Peluncuran program tersebut dihadiri Menteri Pendidikan Tinggi, Sains, dan Teknologi Brian Yuliarto, Wakil Menteri Fauzan, Direktur Jenderal Riset dan Pengembangan M. Fauzan Adziman, jajaran pejabat Kemdiktisaintek, pimpinan perguruan tinggi, Kepala LLDIKTI Wilayah I–XVII, serta peneliti dan dosen dari berbagai daerah.
Dalam arahannya, Brian Yuliarto menekankan pentingnya sinergi antara akademisi, pemerintah, dan dunia industri agar riset berjalan efektif dan memberi manfaat luas. Ia menyatakan pemerintah berkomitmen membangun ekosistem riset yang inklusif dan adaptif, dengan kolaborasi sebagai kunci agar hasil penelitian tidak berhenti di laboratorium.
Dirjen Riset dan Pengembangan, M. Fauzan Adziman, juga menegaskan riset perlu menjadi budaya akademik yang berkelanjutan, bukan sekadar pemenuhan kewajiban administratif.

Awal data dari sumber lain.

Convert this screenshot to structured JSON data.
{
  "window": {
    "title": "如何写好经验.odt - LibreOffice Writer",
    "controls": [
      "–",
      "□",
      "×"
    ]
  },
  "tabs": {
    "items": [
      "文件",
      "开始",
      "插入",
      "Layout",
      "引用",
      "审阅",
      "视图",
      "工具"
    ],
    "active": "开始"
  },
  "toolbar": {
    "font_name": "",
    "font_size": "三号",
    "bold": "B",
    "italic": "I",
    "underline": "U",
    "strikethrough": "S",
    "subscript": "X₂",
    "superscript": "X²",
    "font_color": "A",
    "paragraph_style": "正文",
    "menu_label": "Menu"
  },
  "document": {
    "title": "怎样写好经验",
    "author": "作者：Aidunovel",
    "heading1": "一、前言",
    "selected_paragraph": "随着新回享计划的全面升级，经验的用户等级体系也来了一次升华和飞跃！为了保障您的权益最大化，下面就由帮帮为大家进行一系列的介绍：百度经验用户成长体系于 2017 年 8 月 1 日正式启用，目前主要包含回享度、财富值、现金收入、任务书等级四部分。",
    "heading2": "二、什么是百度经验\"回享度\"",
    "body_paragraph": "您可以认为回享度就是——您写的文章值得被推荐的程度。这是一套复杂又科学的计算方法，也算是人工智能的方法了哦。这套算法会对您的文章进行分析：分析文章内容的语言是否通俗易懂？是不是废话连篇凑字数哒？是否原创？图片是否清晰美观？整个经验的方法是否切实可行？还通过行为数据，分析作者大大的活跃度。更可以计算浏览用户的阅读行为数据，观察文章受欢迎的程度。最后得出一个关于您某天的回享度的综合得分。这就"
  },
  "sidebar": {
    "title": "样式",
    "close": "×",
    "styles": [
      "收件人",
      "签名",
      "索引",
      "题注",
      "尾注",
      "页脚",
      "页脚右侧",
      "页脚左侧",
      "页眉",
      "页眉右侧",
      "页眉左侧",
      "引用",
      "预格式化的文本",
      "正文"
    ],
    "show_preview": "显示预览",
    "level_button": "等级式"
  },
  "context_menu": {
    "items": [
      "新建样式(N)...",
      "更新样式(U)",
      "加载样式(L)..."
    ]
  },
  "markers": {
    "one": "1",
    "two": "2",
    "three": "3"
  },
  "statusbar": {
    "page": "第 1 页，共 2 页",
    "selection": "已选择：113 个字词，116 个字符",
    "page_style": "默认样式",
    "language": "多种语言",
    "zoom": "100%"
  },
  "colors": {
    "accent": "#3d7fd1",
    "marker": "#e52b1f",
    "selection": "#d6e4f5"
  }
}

Menurutnya, setiap penelitian diharapkan melahirkan inovasi yang relevan dan dapat diterapkan dalam kehidupan nyata.
Program Riset Prioritas 2026 dirancang dengan tiga pilar utama, yaitu Bina Talenta, Penelitian dan Pengabdian kepada Masyarakat, serta Hilirisasi Riset. Ketiga pilar ini ditujukan untuk membangun ekosistem riset terpadu, mulai dari penguatan kapasitas peneliti, peningkatan kualitas dan relevansi riset serta pengabdian, hingga pemanfaatan hasil penelitian melalui hilirisasi dan inovasi sesuai kebutuhan nasional.
Untuk mendukung pelaksanaan riset strategis, pemerintah menyiapkan alokasi pendanaan lebih dari Rp3 triliun dari APBN. Dana tersebut diarahkan untuk memperkuat delapan sektor industri strategis nasional, yakni keamanan, kesehatan, energi, maritim, pertahanan, manufaktur, keadilan sosial, dan digitalisasi industri. Pendekatan yang digunakan menggabungkan basis masalah (problem-based) dan basis akademik (academic-based) agar penelitian mampu menjawab kebutuhan masyarakat, pemerintah daerah, dan sektor industri.
Selain fokus tematik, peluncuran program ini juga menjadi momentum peningkatan kapasitas sumber daya manusia peneliti di perguruan tinggi. Kemdiktisaintek mendorong keterlibatan mahasiswa pascasarjana dalam kegiatan penelitian untuk menumbuhkan budaya riset sejak dini dan menjaga keberlanjutan regenerasi peneliti.
Dalam kesempatan yang sama, tiga direktur di lingkungan Direktorat Jenderal Riset dan Pengembangan memaparkan arah program masing-masing. Ketut Adnyana (Direktur Penelitian dan Pengabdian kepada Masyarakat), Yos Sunitiyoso (Direktur Hilirisasi dan Kemitraan), dan Heri Kuswanto (Direktur Bina Talenta Penelitian dan Pengembangan) menyoroti strategi kolaborasi lintas lembaga, hilirisasi hasil riset ke sektor industri, serta penguatan kapasitas talenta peneliti Indonesia.
Secara keseluruhan, Kemdiktisaintek menilai Program Riset Prioritas Tahun Anggaran 2026 menandai penguatan arah pembangunan ilmu pengetahuan dan teknologi yang berbasis kolaborasi, berorientasi hasil, dan berkelanjutan. Brian Yuliarto menyatakan riset diharapkan menjadi motor penggerak ekonomi berbasis pengetahuan sekaligus sumber inspirasi bagi inovasi bangsa.